Anne Rabe

“So habe ich mir das vorgestellt. Der Holocaust und der Krieg, das war irgendwas in Polen und in Berlin. Stalingrad, das war in Russland und sehr weit weg.”
So empfindet es Stine, die 1986 in der DDR geboren wurde, und in der Gegenwart nach Antworten in ihrer Familiengeschichte sucht. Welche Rollen hatten -damals- ihre Großväter Paul und Arndt? Was haben sie alles getan während des Krieges und zu Zeiten der Mauer?
Sie gräbt sich durch Papiere, Unterlagen und durch Archive.
Auf den Spuren der Vergangenheit kommt Stine nicht umhin sich zu fragen, welche Beweggründe für das große Schweigen dieser Generationen vorliegen. Bis heute will niemand Täter gewesen sein, niemand etwas gewusst haben.
“Die Bilder die unseren Geschichtsunterricht begleiteten, zeigten bloß das Berlin des beginnenden 20. Jahrhunderts oder gleich Nazis, Holocaust und Auschwitz, Kahlgeschorene Menschen in Schwarz-Weiß, mit Schildern um den Hals, die sie denunzieren sollten. Schlimm sah das aus, aber auch sehr weit weg.”
Im zweiten Handlungsstrang kämpft sie gegen die psychischen Verwundungen, die ihre grausame Mutter ihr und ihrem kleinen Bruder Tim mit ihren Erziehungsmethoden zugefügt hat. Während Tim alles von sich schiebt und sich mit den Traumata nicht auseinandersetzen will, hinterfragt Stine ein ums andere Mal die Motive ihrer gewalttätigen Mutter. Den Kontakt hat sie schon seit Jahren abgebrochen. Das Verhältnis ist zerrüttet, die Angst immer noch groß. Umso aufgewühlter ist sie, als ihre Mutter rechtliche Schritte einleiten möchte um ihr Enkeltochter sehen zu können.
Das Thema des Buches ist sicherlich nicht neu und doch hochaktuell. In den letzten 2 Jahrzehnten kamen immer wieder Stimmen auf, die fordern, dass man die Vergangenheit endlich mal gut sein lassen sollte und doch zeigen die NSU Morde, Anschläge/ Morde wie die in Halle und Hanau und auch der aktuelle bundesweite Rechtsruck, dass die Ideologien von damals immer noch Einzug hält in unsere geschichtlich aufgeklärte Welt.

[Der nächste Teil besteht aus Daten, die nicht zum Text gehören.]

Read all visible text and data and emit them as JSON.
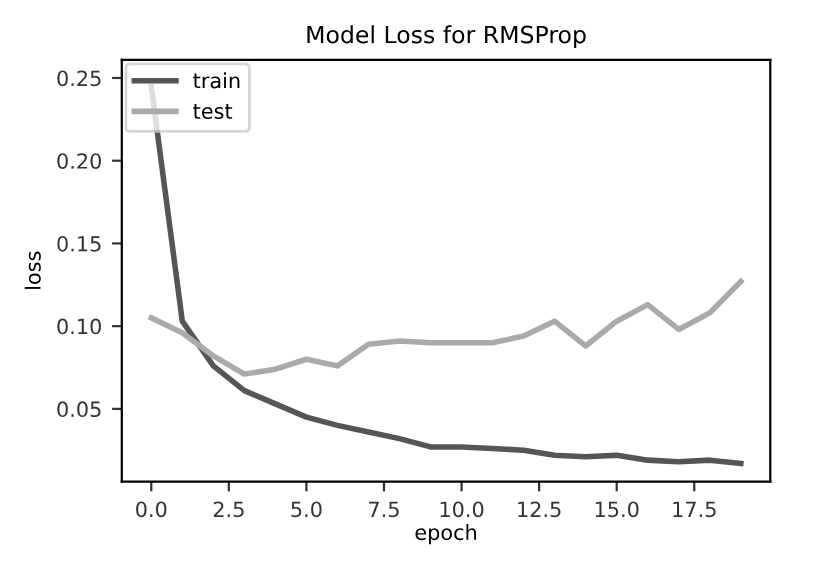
{
  "chart_data": {
    "type": "line",
    "title": "Model Loss for RMSProp",
    "xlabel": "epoch",
    "ylabel": "loss",
    "x": [
      0,
      1,
      2,
      3,
      4,
      5,
      6,
      7,
      8,
      9,
      10,
      11,
      12,
      13,
      14,
      15,
      16,
      17,
      18,
      19
    ],
    "series": [
      {
        "name": "train",
        "color": "#555555",
        "values": [
          0.245,
          0.103,
          0.076,
          0.061,
          0.053,
          0.045,
          0.04,
          0.036,
          0.032,
          0.027,
          0.027,
          0.026,
          0.025,
          0.022,
          0.021,
          0.022,
          0.019,
          0.018,
          0.019,
          0.017
        ]
      },
      {
        "name": "test",
        "color": "#aaaaaa",
        "values": [
          0.105,
          0.096,
          0.082,
          0.071,
          0.074,
          0.08,
          0.076,
          0.089,
          0.091,
          0.09,
          0.09,
          0.09,
          0.094,
          0.103,
          0.088,
          0.103,
          0.113,
          0.098,
          0.108,
          0.127
        ]
      }
    ],
    "xlim": [
      -0.95,
      19.95
    ],
    "ylim": [
      0.006,
      0.261
    ],
    "xticks": [
      {
        "value": 0,
        "label": "0.0"
      },
      {
        "value": 2.5,
        "label": "2.5"
      },
      {
        "value": 5,
        "label": "5.0"
      },
      {
        "value": 7.5,
        "label": "7.5"
      },
      {
        "value": 10,
        "label": "10.0"
      },
      {
        "value": 12.5,
        "label": "12.5"
      },
      {
        "value": 15,
        "label": "15.0"
      },
      {
        "value": 17.5,
        "label": "17.5"
      }
    ],
    "yticks": [
      {
        "value": 0.05,
        "label": "0.05"
      },
      {
        "value": 0.1,
        "label": "0.10"
      },
      {
        "value": 0.15,
        "label": "0.15"
      },
      {
        "value": 0.2,
        "label": "0.20"
      },
      {
        "value": 0.25,
        "label": "0.25"
      }
    ],
    "legend": "top left",
    "grid": false,
    "marker": "none",
    "line_style": "solid"
  }
}
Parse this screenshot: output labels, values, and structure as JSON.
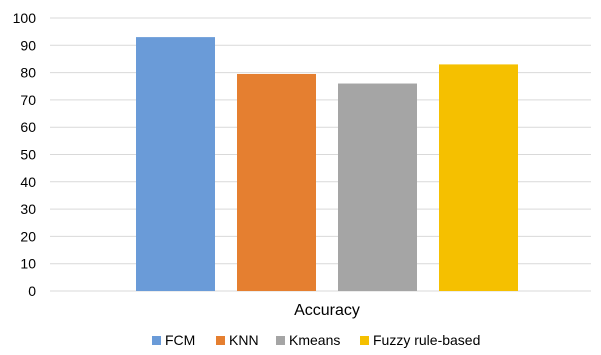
{
  "chart_data": {
    "type": "bar",
    "categories": [
      "Accuracy"
    ],
    "series": [
      {
        "name": "FCM",
        "values": [
          93
        ],
        "color": "#6a9bd8"
      },
      {
        "name": "KNN",
        "values": [
          79.5
        ],
        "color": "#e57f30"
      },
      {
        "name": "Kmeans",
        "values": [
          76
        ],
        "color": "#a5a5a5"
      },
      {
        "name": "Fuzzy rule-based",
        "values": [
          83
        ],
        "color": "#f5c000"
      }
    ],
    "title": "",
    "xlabel": "",
    "ylabel": "",
    "ylim": [
      0,
      100
    ],
    "yticks": [
      0,
      10,
      20,
      30,
      40,
      50,
      60,
      70,
      80,
      90,
      100
    ],
    "grid": true,
    "legend_position": "bottom"
  }
}
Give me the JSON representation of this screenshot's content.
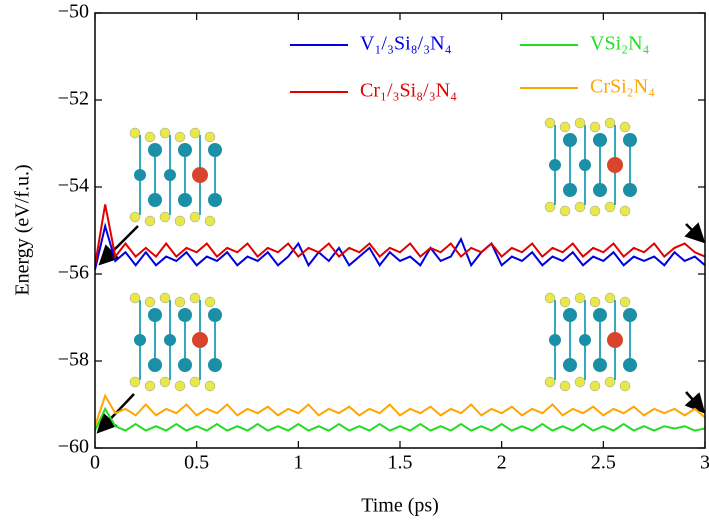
{
  "chart_data": {
    "type": "line",
    "xlabel": "Time (ps)",
    "ylabel": "Energy (eV/f.u.)",
    "x": [
      0,
      0.05,
      0.1,
      0.15,
      0.2,
      0.25,
      0.3,
      0.35,
      0.4,
      0.45,
      0.5,
      0.55,
      0.6,
      0.65,
      0.7,
      0.75,
      0.8,
      0.85,
      0.9,
      0.95,
      1,
      1.05,
      1.1,
      1.15,
      1.2,
      1.25,
      1.3,
      1.35,
      1.4,
      1.45,
      1.5,
      1.55,
      1.6,
      1.65,
      1.7,
      1.75,
      1.8,
      1.85,
      1.9,
      1.95,
      2,
      2.05,
      2.1,
      2.15,
      2.2,
      2.25,
      2.3,
      2.35,
      2.4,
      2.45,
      2.5,
      2.55,
      2.6,
      2.65,
      2.7,
      2.75,
      2.8,
      2.85,
      2.9,
      2.95,
      3
    ],
    "series": [
      {
        "name": "V₁/₃Si₈/₃N₄",
        "color": "#0000e0",
        "values": [
          -55.9,
          -54.9,
          -55.7,
          -55.5,
          -55.8,
          -55.5,
          -55.8,
          -55.6,
          -55.7,
          -55.5,
          -55.8,
          -55.6,
          -55.7,
          -55.5,
          -55.8,
          -55.6,
          -55.7,
          -55.5,
          -55.8,
          -55.6,
          -55.3,
          -55.8,
          -55.5,
          -55.7,
          -55.4,
          -55.8,
          -55.6,
          -55.4,
          -55.8,
          -55.5,
          -55.7,
          -55.6,
          -55.8,
          -55.4,
          -55.7,
          -55.6,
          -55.2,
          -55.8,
          -55.5,
          -55.3,
          -55.8,
          -55.6,
          -55.7,
          -55.5,
          -55.8,
          -55.6,
          -55.7,
          -55.5,
          -55.8,
          -55.6,
          -55.7,
          -55.5,
          -55.8,
          -55.6,
          -55.7,
          -55.6,
          -55.8,
          -55.5,
          -55.7,
          -55.6,
          -55.8
        ]
      },
      {
        "name": "Cr₁/₃Si₈/₃N₄",
        "color": "#e00000",
        "values": [
          -55.8,
          -54.4,
          -55.6,
          -55.3,
          -55.6,
          -55.4,
          -55.6,
          -55.3,
          -55.6,
          -55.4,
          -55.5,
          -55.3,
          -55.6,
          -55.4,
          -55.5,
          -55.3,
          -55.6,
          -55.4,
          -55.5,
          -55.3,
          -55.6,
          -55.4,
          -55.5,
          -55.3,
          -55.6,
          -55.4,
          -55.5,
          -55.3,
          -55.6,
          -55.4,
          -55.5,
          -55.3,
          -55.6,
          -55.4,
          -55.5,
          -55.3,
          -55.6,
          -55.4,
          -55.5,
          -55.3,
          -55.6,
          -55.4,
          -55.5,
          -55.3,
          -55.6,
          -55.4,
          -55.5,
          -55.3,
          -55.6,
          -55.4,
          -55.5,
          -55.3,
          -55.6,
          -55.4,
          -55.5,
          -55.3,
          -55.6,
          -55.4,
          -55.3,
          -55.5,
          -55.6
        ]
      },
      {
        "name": "VSi₂N₄",
        "color": "#22dd22",
        "values": [
          -59.6,
          -59.1,
          -59.5,
          -59.6,
          -59.45,
          -59.6,
          -59.5,
          -59.6,
          -59.45,
          -59.6,
          -59.5,
          -59.6,
          -59.45,
          -59.6,
          -59.5,
          -59.6,
          -59.45,
          -59.6,
          -59.5,
          -59.6,
          -59.45,
          -59.6,
          -59.5,
          -59.6,
          -59.45,
          -59.6,
          -59.5,
          -59.6,
          -59.45,
          -59.6,
          -59.5,
          -59.6,
          -59.45,
          -59.6,
          -59.5,
          -59.6,
          -59.45,
          -59.6,
          -59.5,
          -59.6,
          -59.45,
          -59.6,
          -59.5,
          -59.6,
          -59.45,
          -59.6,
          -59.5,
          -59.6,
          -59.45,
          -59.6,
          -59.5,
          -59.6,
          -59.45,
          -59.6,
          -59.5,
          -59.6,
          -59.5,
          -59.55,
          -59.5,
          -59.6,
          -59.55
        ]
      },
      {
        "name": "CrSi₂N₄",
        "color": "#ffa500",
        "values": [
          -59.5,
          -58.8,
          -59.2,
          -59.1,
          -59.25,
          -59.0,
          -59.25,
          -59.1,
          -59.2,
          -59.0,
          -59.25,
          -59.1,
          -59.2,
          -59.0,
          -59.25,
          -59.1,
          -59.2,
          -59.05,
          -59.25,
          -59.1,
          -59.2,
          -59.0,
          -59.25,
          -59.1,
          -59.2,
          -59.05,
          -59.25,
          -59.1,
          -59.2,
          -59.0,
          -59.25,
          -59.1,
          -59.2,
          -59.05,
          -59.25,
          -59.1,
          -59.2,
          -59.0,
          -59.25,
          -59.1,
          -59.2,
          -59.05,
          -59.25,
          -59.1,
          -59.2,
          -59.0,
          -59.25,
          -59.1,
          -59.2,
          -59.05,
          -59.25,
          -59.1,
          -59.2,
          -59.05,
          -59.25,
          -59.1,
          -59.2,
          -59.1,
          -59.25,
          -59.1,
          -59.3
        ]
      }
    ],
    "xlim": [
      0,
      3
    ],
    "ylim": [
      -60,
      -50
    ],
    "xticks": [
      0,
      0.5,
      1,
      1.5,
      2,
      2.5,
      3
    ],
    "yticks": [
      {
        "value": -60,
        "label": "−60"
      },
      {
        "value": -58,
        "label": "−58"
      },
      {
        "value": -56,
        "label": "−56"
      },
      {
        "value": -54,
        "label": "−54"
      },
      {
        "value": -52,
        "label": "−52"
      },
      {
        "value": -50,
        "label": "−50"
      }
    ],
    "grid": false
  }
}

Ein starkes Buch, welches ich einige Mal zur Seite legen musste um erst einmal Luft zu holen. Es regt definitiv zum Nachdenken an und bietet starkes Gesprächspotential. Die Protagonistin findet für sich die ein oder andere Erklärung bezüglich ihrer Familie und deren Umgang mit alten Werten, die über die Jahre und mit Regierungswechseln an Bedeutung verloren haben.
Anne Rabe hat ein richtig gutes und wichtiges Buch geschrieben. Für mich bleibt die Entscheidung über den Sieger des diesjährigen Deutschen Buchpreises wirklich völlig unverständlich. Dies hier wäre ebenso ein weitaus besseres Siegerbuch gewesen.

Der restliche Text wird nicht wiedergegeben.